I Am Not A Man - by Harold Norse

I am not a man. I can't earn a living, buy new things for my family. I have acne and a small peter

I am not a man. I don't like football, boxing and cars. I like to express my feelings. I even like to put my arm around my friend's shoulder.

I am not a man. I won't play the role assigned to me - the role created by Madison Avenue, Playboy, Hollywood and Oliver Cromwell. Television does not dictate my behavior.

I am not a man. Once when I shot a squirrel I swore that I would never kill again. I gave up meat. The sight of blood makes me sick. I like flowers.

I am not a man. I went to prison for resisting the draft. I do not fight when real men beat me up and call me queer. I dislike violence

I am not a man. I have never raped a woman.
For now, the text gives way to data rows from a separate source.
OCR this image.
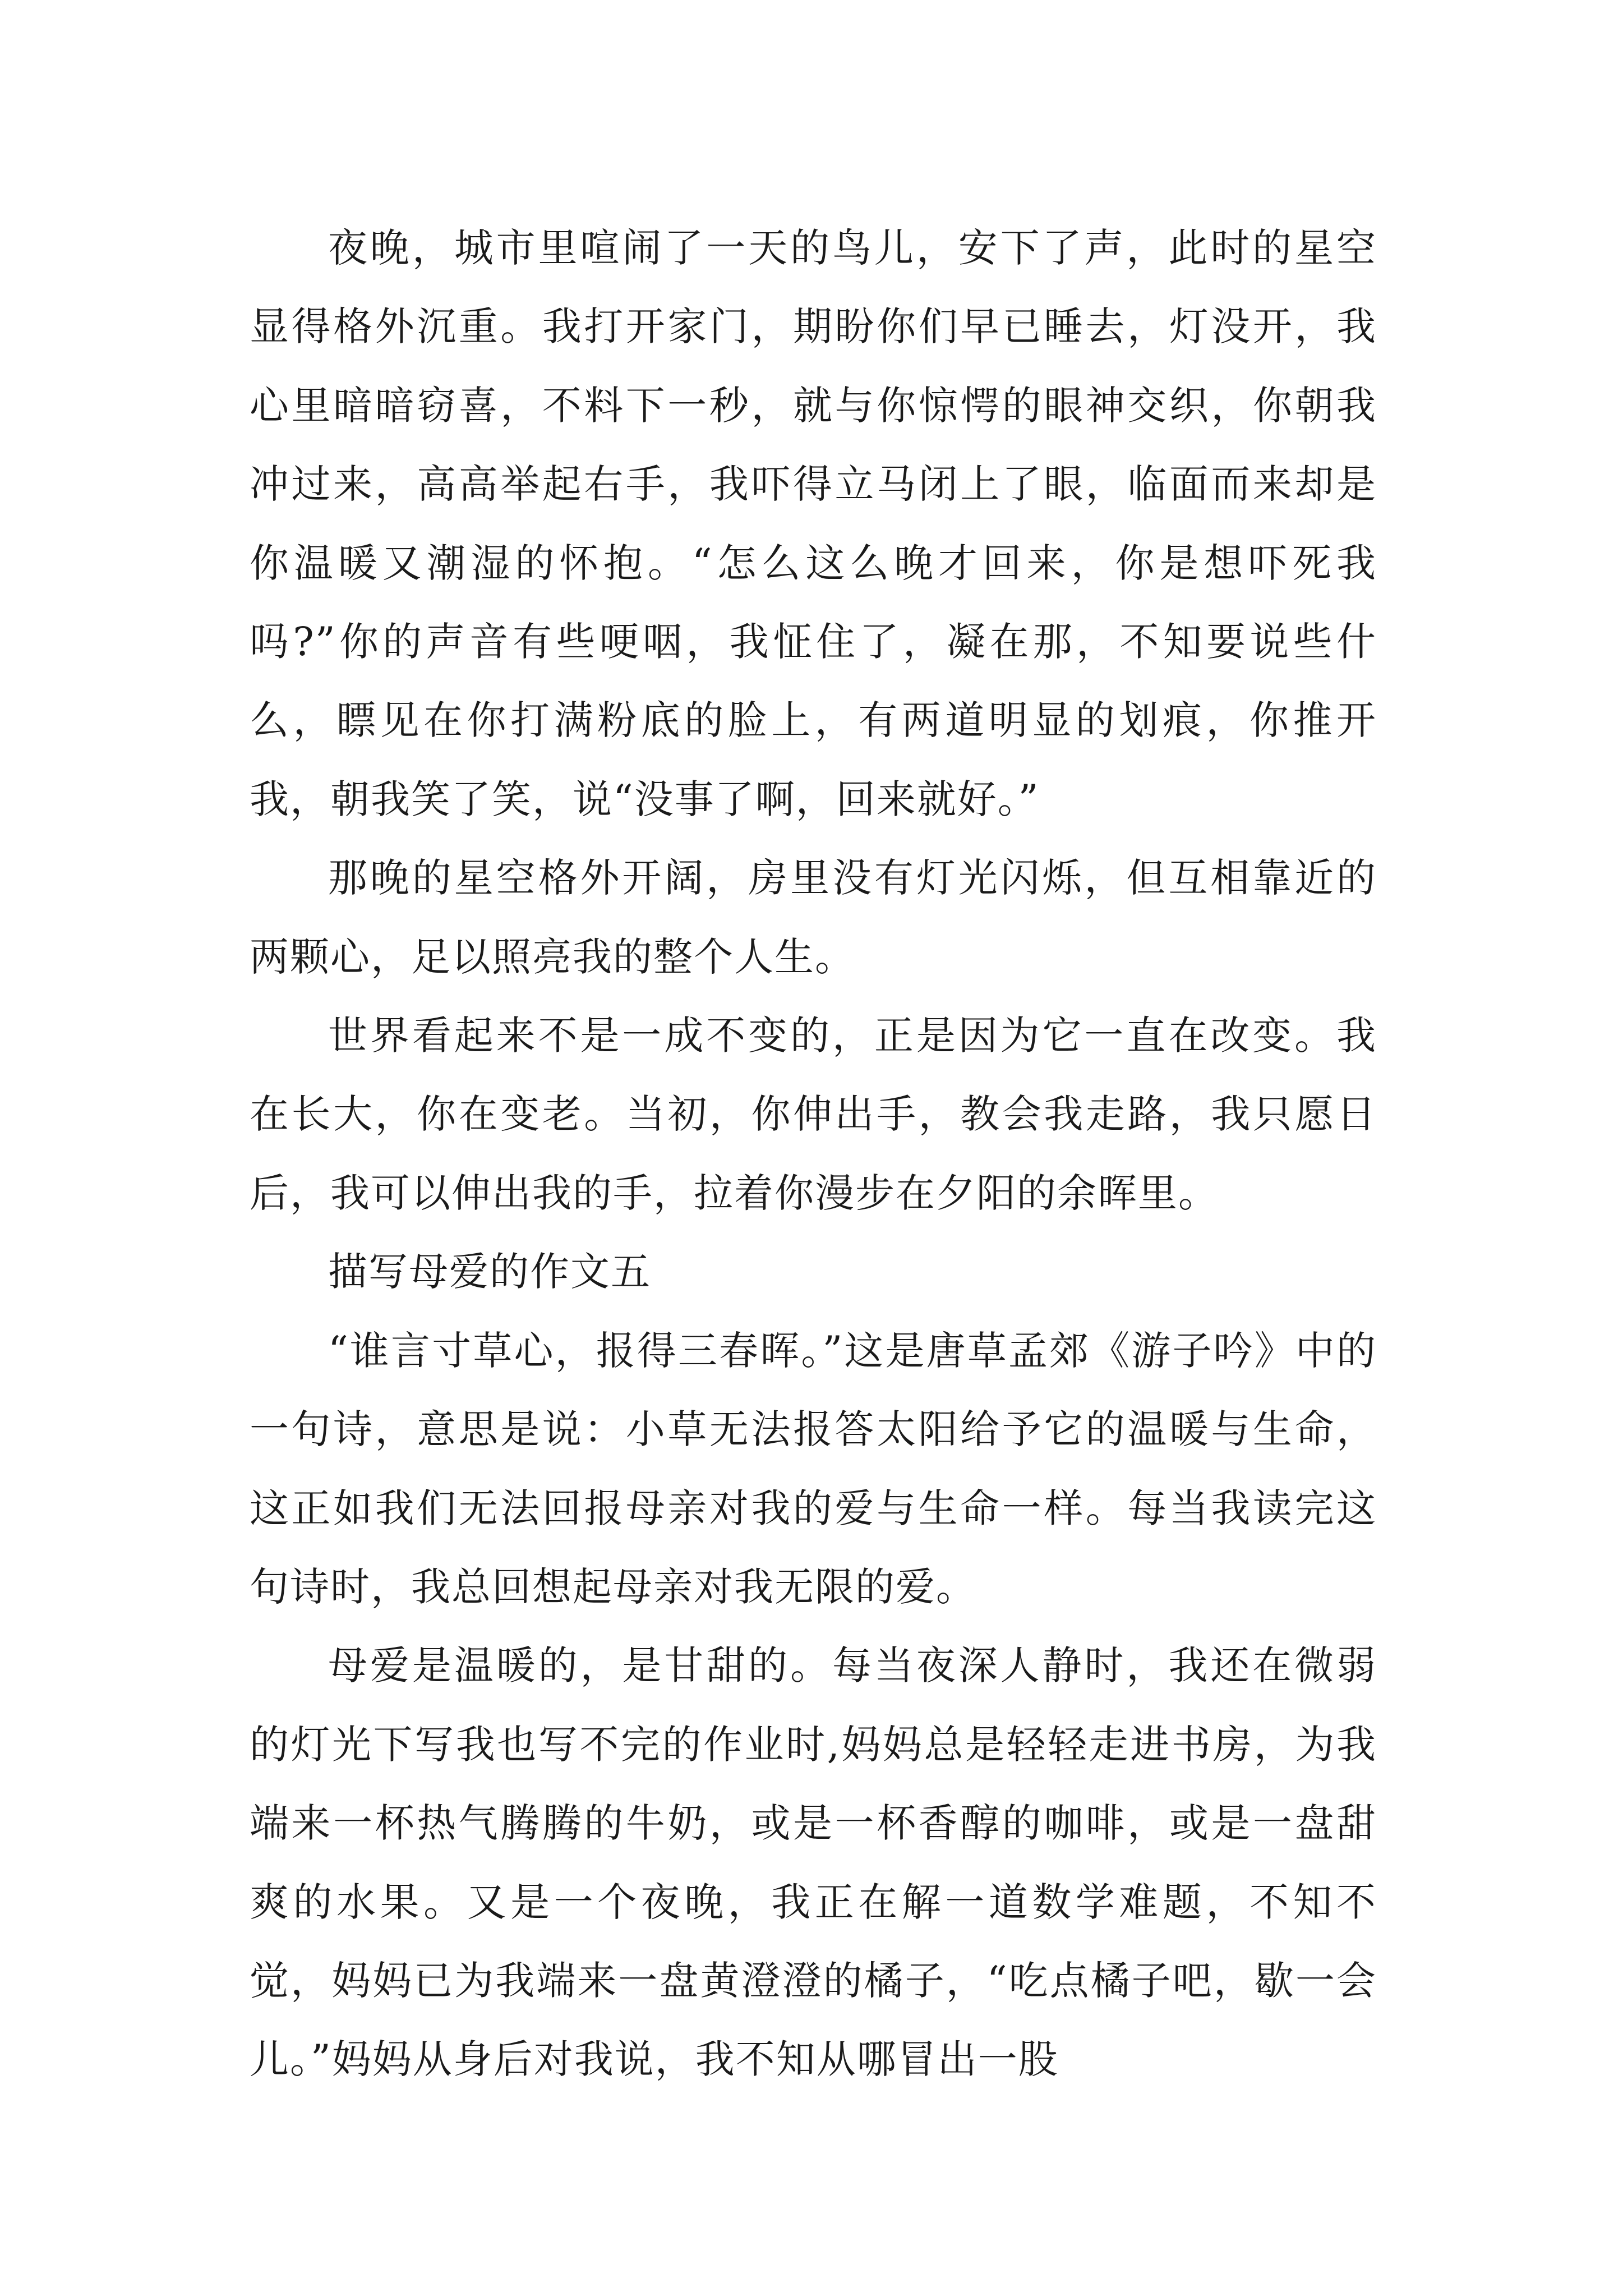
夜晚，城市里喧闹了一天的鸟儿，安下了声，此时的星空显得格外沉重。我打开家门，期盼你们早已睡去，灯没开，我心里暗暗窃喜，不料下一秒，就与你惊愕的眼神交织，你朝我冲过来，高高举起右手，我吓得立马闭上了眼，临面而来却是你温暖又潮湿的怀抱。“怎么这么晚才回来，你是想吓死我吗?”你的声音有些哽咽，我怔住了，凝在那，不知要说些什么，瞟见在你打满粉底的脸上，有两道明显的划痕，你推开我，朝我笑了笑，说“没事了啊，回来就好。”

那晚的星空格外开阔，房里没有灯光闪烁，但互相靠近的两颗心，足以照亮我的整个人生。

世界看起来不是一成不变的，正是因为它一直在改变。我在长大，你在变老。当初，你伸出手，教会我走路，我只愿日后，我可以伸出我的手，拉着你漫步在夕阳的余晖里。

描写母爱的作文五

“谁言寸草心，报得三春晖。”这是唐草孟郊《游子吟》中的一句诗，意思是说：小草无法报答太阳给予它的温暖与生命，这正如我们无法回报母亲对我的爱与生命一样。每当我读完这句诗时，我总回想起母亲对我无限的爱。

母爱是温暖的，是甘甜的。每当夜深人静时，我还在微弱的灯光下写我也写不完的作业时,妈妈总是轻轻走进书房，为我端来一杯热气腾腾的牛奶，或是一杯香醇的咖啡，或是一盘甜爽的水果。又是一个夜晚，我正在解一道数学难题，不知不觉，妈妈已为我端来一盘黄澄澄的橘子，“吃点橘子吧，歇一会儿。”妈妈从身后对我说，我不知从哪冒出一股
I don't hate blacks. I don't get emotional when the flag is waved. I do not think I should love America or leave it. I think I should laugh at it.

I am not a man. I have never had the clap.

I am not a man. Playboy is not my favorite magazine.

I am not a man. I cry when I'm unhappy.

I am not a man. I do not feel superior to women.

I am not a man. I don't wear a jockstrap.

I am not a man. I write poetry.

I am not a man. I meditate on Peace and Love.

I am not a man. I don't want to destroy you.